До жреца, впрочем, вскоре дошло, что Лая ему не помощник, а может, в своем затворничестве он просто невзлюбил женщин, — и теперь относился к ней не иначе, как с опаской и брезгливым снисхождением, будто к больному зверенышу, случайно подобранному в лесу. Лечить — лечил, зельями пичкал, выхаживал, но сладкая улыбочка очень быстро сменилась презрительной гримасой, которую, вопреки всем стариковским ухищрениям, Эдан заметил почти сразу, а заметив — и вовсе ощетинился. Ну как же — его Снежинку обижают! Да как этот старый котяра посмел!

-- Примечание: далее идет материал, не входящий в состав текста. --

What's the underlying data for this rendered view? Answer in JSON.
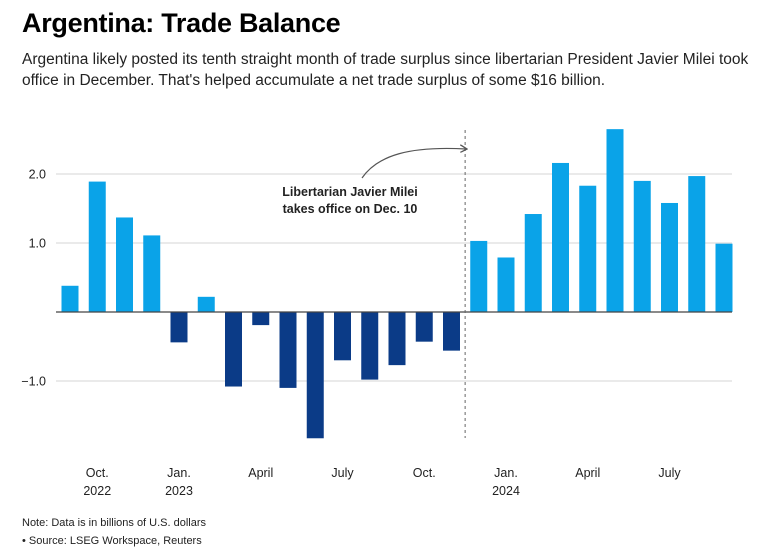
{
  "title": "Argentina: Trade Balance",
  "subtitle": "Argentina likely posted its tenth straight month of trade surplus since libertarian President Javier Milei took office in December. That's helped accumulate a net trade surplus of some $16 billion.",
  "note": "Note: Data is in billions of U.S. dollars",
  "source": "• Source: LSEG Workspace, Reuters",
  "colors": {
    "surplus": "#0aa3e8",
    "deficit": "#0b3b87",
    "grid": "#d6d6d6",
    "zero_line": "#444444",
    "annotation": "#555555"
  },
  "chart_data": {
    "type": "bar",
    "title": "Argentina: Trade Balance",
    "xlabel": "",
    "ylabel": "",
    "ylim": [
      -1.85,
      2.65
    ],
    "yticks": [
      {
        "value": 2.0,
        "label": "2.0"
      },
      {
        "value": 1.0,
        "label": "1.0"
      },
      {
        "value": -1.0,
        "label": "−1.0"
      }
    ],
    "categories": [
      "2022-09",
      "2022-10",
      "2022-11",
      "2022-12",
      "2023-01",
      "2023-02",
      "2023-03",
      "2023-04",
      "2023-05",
      "2023-06",
      "2023-07",
      "2023-08",
      "2023-09",
      "2023-10",
      "2023-11",
      "2023-12",
      "2024-01",
      "2024-02",
      "2024-03",
      "2024-04",
      "2024-05",
      "2024-06",
      "2024-07",
      "2024-08",
      "2024-09"
    ],
    "values": [
      0.38,
      1.89,
      1.37,
      1.11,
      -0.44,
      0.22,
      -1.08,
      -0.19,
      -1.1,
      -1.83,
      -0.7,
      -0.98,
      -0.77,
      -0.43,
      -0.56,
      1.03,
      0.79,
      1.42,
      2.16,
      1.83,
      2.65,
      1.9,
      1.58,
      1.97,
      0.99
    ],
    "xtick_labels": [
      {
        "index": 1,
        "line1": "Oct.",
        "line2": "2022"
      },
      {
        "index": 4,
        "line1": "Jan.",
        "line2": "2023"
      },
      {
        "index": 7,
        "line1": "April",
        "line2": ""
      },
      {
        "index": 10,
        "line1": "July",
        "line2": ""
      },
      {
        "index": 13,
        "line1": "Oct.",
        "line2": ""
      },
      {
        "index": 16,
        "line1": "Jan.",
        "line2": "2024"
      },
      {
        "index": 19,
        "line1": "April",
        "line2": ""
      },
      {
        "index": 22,
        "line1": "July",
        "line2": ""
      }
    ],
    "annotation": {
      "lines": [
        "Libertarian Javier Milei",
        "takes office on Dec. 10"
      ],
      "marker_index": 15
    },
    "grid": true,
    "legend": "none"
  }
}
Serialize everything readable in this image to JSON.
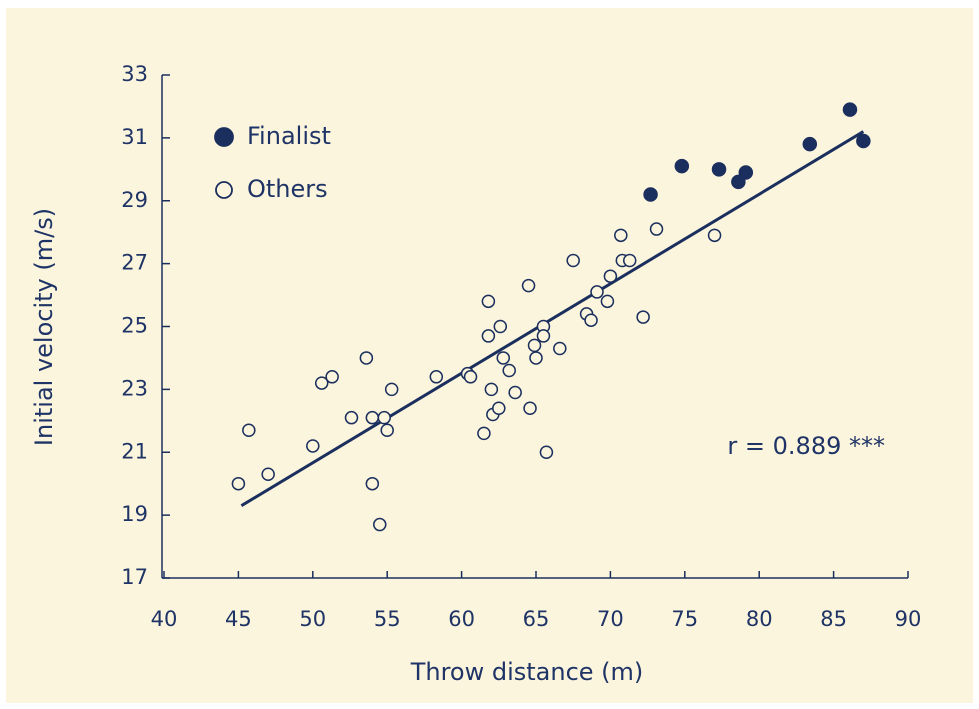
{
  "chart_data": {
    "type": "scatter",
    "xlabel": "Throw distance (m)",
    "ylabel": "Initial velocity (m/s)",
    "xlim": [
      40,
      90
    ],
    "xticks": [
      40,
      45,
      50,
      55,
      60,
      65,
      70,
      75,
      80,
      85,
      90
    ],
    "ylim": [
      17,
      33
    ],
    "yticks": [
      17,
      19,
      21,
      23,
      25,
      27,
      29,
      31,
      33
    ],
    "legend": "upper left",
    "annotation": "r = 0.889 ***",
    "trendline": {
      "x": [
        45.2,
        87.0
      ],
      "y": [
        19.3,
        31.2
      ],
      "color": "#1b2f5e"
    },
    "series": [
      {
        "name": "Finalist",
        "color": "#1b2f5e",
        "marker": "filled",
        "x": [
          72.7,
          74.8,
          77.3,
          78.6,
          79.1,
          83.4,
          86.1,
          87.0
        ],
        "values": [
          29.2,
          30.1,
          30.0,
          29.6,
          29.9,
          30.8,
          31.9,
          30.9
        ]
      },
      {
        "name": "Others",
        "color": "#1b2f5e",
        "marker": "open",
        "x": [
          45.0,
          45.7,
          47.0,
          50.0,
          50.6,
          51.3,
          52.6,
          53.6,
          54.0,
          54.0,
          54.5,
          54.8,
          55.0,
          55.3,
          58.3,
          60.4,
          60.6,
          61.5,
          61.8,
          61.8,
          62.0,
          62.1,
          62.5,
          62.6,
          62.8,
          63.2,
          63.6,
          64.5,
          64.6,
          64.9,
          65.0,
          65.5,
          65.5,
          65.7,
          66.6,
          67.5,
          68.4,
          68.7,
          69.1,
          69.8,
          70.0,
          70.7,
          70.8,
          71.3,
          72.2,
          73.1,
          77.0
        ],
        "values": [
          20.0,
          21.7,
          20.3,
          21.2,
          23.2,
          23.4,
          22.1,
          24.0,
          20.0,
          22.1,
          18.7,
          22.1,
          21.7,
          23.0,
          23.4,
          23.5,
          23.4,
          21.6,
          25.8,
          24.7,
          23.0,
          22.2,
          22.4,
          25.0,
          24.0,
          23.6,
          22.9,
          26.3,
          22.4,
          24.4,
          24.0,
          25.0,
          24.7,
          21.0,
          24.3,
          27.1,
          25.4,
          25.2,
          26.1,
          25.8,
          26.6,
          27.9,
          27.1,
          27.1,
          25.3,
          28.1,
          27.9
        ]
      }
    ]
  }
}
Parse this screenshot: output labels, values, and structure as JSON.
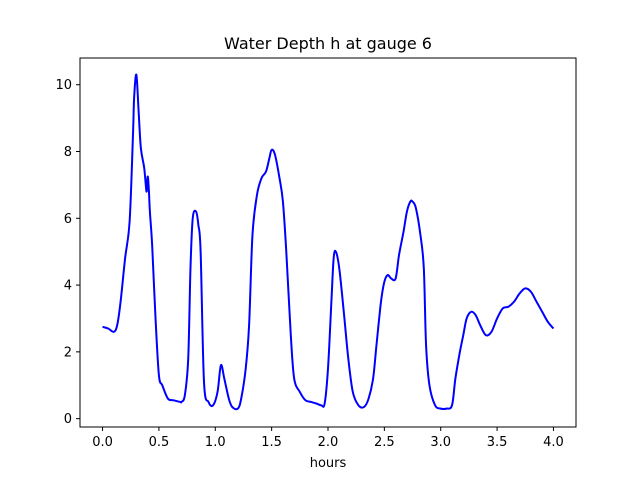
{
  "chart_data": {
    "type": "line",
    "title": "Water Depth h at gauge 6",
    "xlabel": "hours",
    "ylabel": "",
    "xlim": [
      -0.2,
      4.2
    ],
    "ylim": [
      -0.25,
      10.8
    ],
    "xticks": [
      {
        "value": 0.0,
        "label": "0.0"
      },
      {
        "value": 0.5,
        "label": "0.5"
      },
      {
        "value": 1.0,
        "label": "1.0"
      },
      {
        "value": 1.5,
        "label": "1.5"
      },
      {
        "value": 2.0,
        "label": "2.0"
      },
      {
        "value": 2.5,
        "label": "2.5"
      },
      {
        "value": 3.0,
        "label": "3.0"
      },
      {
        "value": 3.5,
        "label": "3.5"
      },
      {
        "value": 4.0,
        "label": "4.0"
      }
    ],
    "yticks": [
      {
        "value": 0,
        "label": "0"
      },
      {
        "value": 2,
        "label": "2"
      },
      {
        "value": 4,
        "label": "4"
      },
      {
        "value": 6,
        "label": "6"
      },
      {
        "value": 8,
        "label": "8"
      },
      {
        "value": 10,
        "label": "10"
      }
    ],
    "grid": false,
    "series": [
      {
        "color": "#0000ff",
        "x": [
          0.0,
          0.05,
          0.1,
          0.13,
          0.16,
          0.2,
          0.24,
          0.27,
          0.28,
          0.3,
          0.32,
          0.34,
          0.37,
          0.39,
          0.4,
          0.41,
          0.42,
          0.44,
          0.47,
          0.5,
          0.53,
          0.58,
          0.63,
          0.69,
          0.7,
          0.73,
          0.76,
          0.78,
          0.8,
          0.83,
          0.85,
          0.87,
          0.9,
          0.94,
          0.98,
          1.02,
          1.05,
          1.08,
          1.12,
          1.15,
          1.2,
          1.23,
          1.27,
          1.3,
          1.33,
          1.37,
          1.41,
          1.45,
          1.48,
          1.5,
          1.53,
          1.57,
          1.6,
          1.63,
          1.67,
          1.7,
          1.75,
          1.8,
          1.85,
          1.9,
          1.94,
          1.97,
          2.0,
          2.03,
          2.05,
          2.07,
          2.1,
          2.14,
          2.18,
          2.22,
          2.27,
          2.32,
          2.36,
          2.4,
          2.43,
          2.47,
          2.5,
          2.53,
          2.56,
          2.6,
          2.63,
          2.67,
          2.7,
          2.73,
          2.75,
          2.78,
          2.82,
          2.85,
          2.87,
          2.9,
          2.95,
          3.0,
          3.05,
          3.1,
          3.13,
          3.17,
          3.2,
          3.23,
          3.27,
          3.31,
          3.35,
          3.4,
          3.45,
          3.5,
          3.55,
          3.6,
          3.65,
          3.7,
          3.75,
          3.8,
          3.85,
          3.9,
          3.95,
          4.0
        ],
        "y": [
          2.75,
          2.7,
          2.6,
          2.8,
          3.5,
          4.8,
          5.9,
          8.5,
          9.6,
          10.3,
          9.2,
          8.1,
          7.5,
          6.8,
          7.25,
          6.9,
          6.2,
          5.2,
          3.0,
          1.3,
          1.0,
          0.6,
          0.55,
          0.5,
          0.5,
          0.7,
          1.8,
          4.5,
          6.0,
          6.2,
          5.8,
          5.0,
          1.1,
          0.5,
          0.4,
          0.8,
          1.6,
          1.2,
          0.6,
          0.35,
          0.3,
          0.6,
          1.5,
          2.8,
          5.5,
          6.7,
          7.2,
          7.4,
          7.8,
          8.05,
          7.9,
          7.2,
          6.5,
          5.0,
          2.5,
          1.2,
          0.8,
          0.55,
          0.5,
          0.45,
          0.4,
          0.45,
          1.5,
          3.5,
          4.8,
          5.0,
          4.5,
          3.2,
          1.8,
          0.8,
          0.4,
          0.35,
          0.6,
          1.2,
          2.2,
          3.5,
          4.1,
          4.3,
          4.2,
          4.2,
          4.9,
          5.6,
          6.2,
          6.5,
          6.5,
          6.3,
          5.5,
          4.5,
          2.2,
          1.0,
          0.4,
          0.3,
          0.3,
          0.4,
          1.2,
          2.0,
          2.5,
          3.0,
          3.2,
          3.1,
          2.8,
          2.5,
          2.6,
          3.0,
          3.3,
          3.35,
          3.5,
          3.75,
          3.9,
          3.8,
          3.5,
          3.2,
          2.9,
          2.7
        ]
      }
    ]
  }
}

Лая от такой чрезмерной заботы только фыркала, но про себя растекалась от удовольствия.
Старик же сдаваться не желал: лез, когда на ощупь, а когда — и напролом, пытаясь зацепить принесенного к нему метелями темного мастера то так, то эдак, — и вот, к концу пятого дня, кажется, нашел лазейку.
Охотница как раз возилась в грязной здешней кухоньке, используя приготовление ужина как предлог, чтоб улизнуть из-под неприятной опеки своего лекаря, когда услышала, как тот хлопает входной дверью, топчется на пороге единственной жилой комнаты, отряхивая снег, ворчит что-то себе под нос, шаркая к огню очага, а потом с любопытством спрашивает у пристроившегося прямо на полу юноши:
— Чем это ты занят?
Лая поближе придвинулась к плетеной занавеске, отделяющей комнату от кухоньки, и прислушалась — ей тоже было интересно. С самого обеда Эдан, отыскав среди их вещей грифель и мятые листы дорогой гильдийной бумаги, забился между очагом и единственным в приютившей их землянке тусклым окошком и что-то увлеченно писал, рисовал, чертил, задумчиво хмуря светлые брови.
— А? — рассеянно оторвался он от своего занятия, лишь когда жрец повторил свой вопрос. — Пытаюсь сделать амулет, который будет на мне, но при этом станет отслеживать состояние здоровья другого человека. То что надо для одной слишком скрытной упрямицы…
Услышав такое, Лая возмущенно фыркнула, но, вспомнив загадочные схемы и формулы, выходящие из-под Эданова грифеля, вдруг приуныла. Она-то сама амулеты делала наугад, на одной лишь интуиции, — а потом удивлялась еще, почему не все работают, как надо.
«Зато сломать любой, неважно чьего производства, — для меня не проблема!» — поспешила себя утешить, и осторожно выглянула из-за занавески.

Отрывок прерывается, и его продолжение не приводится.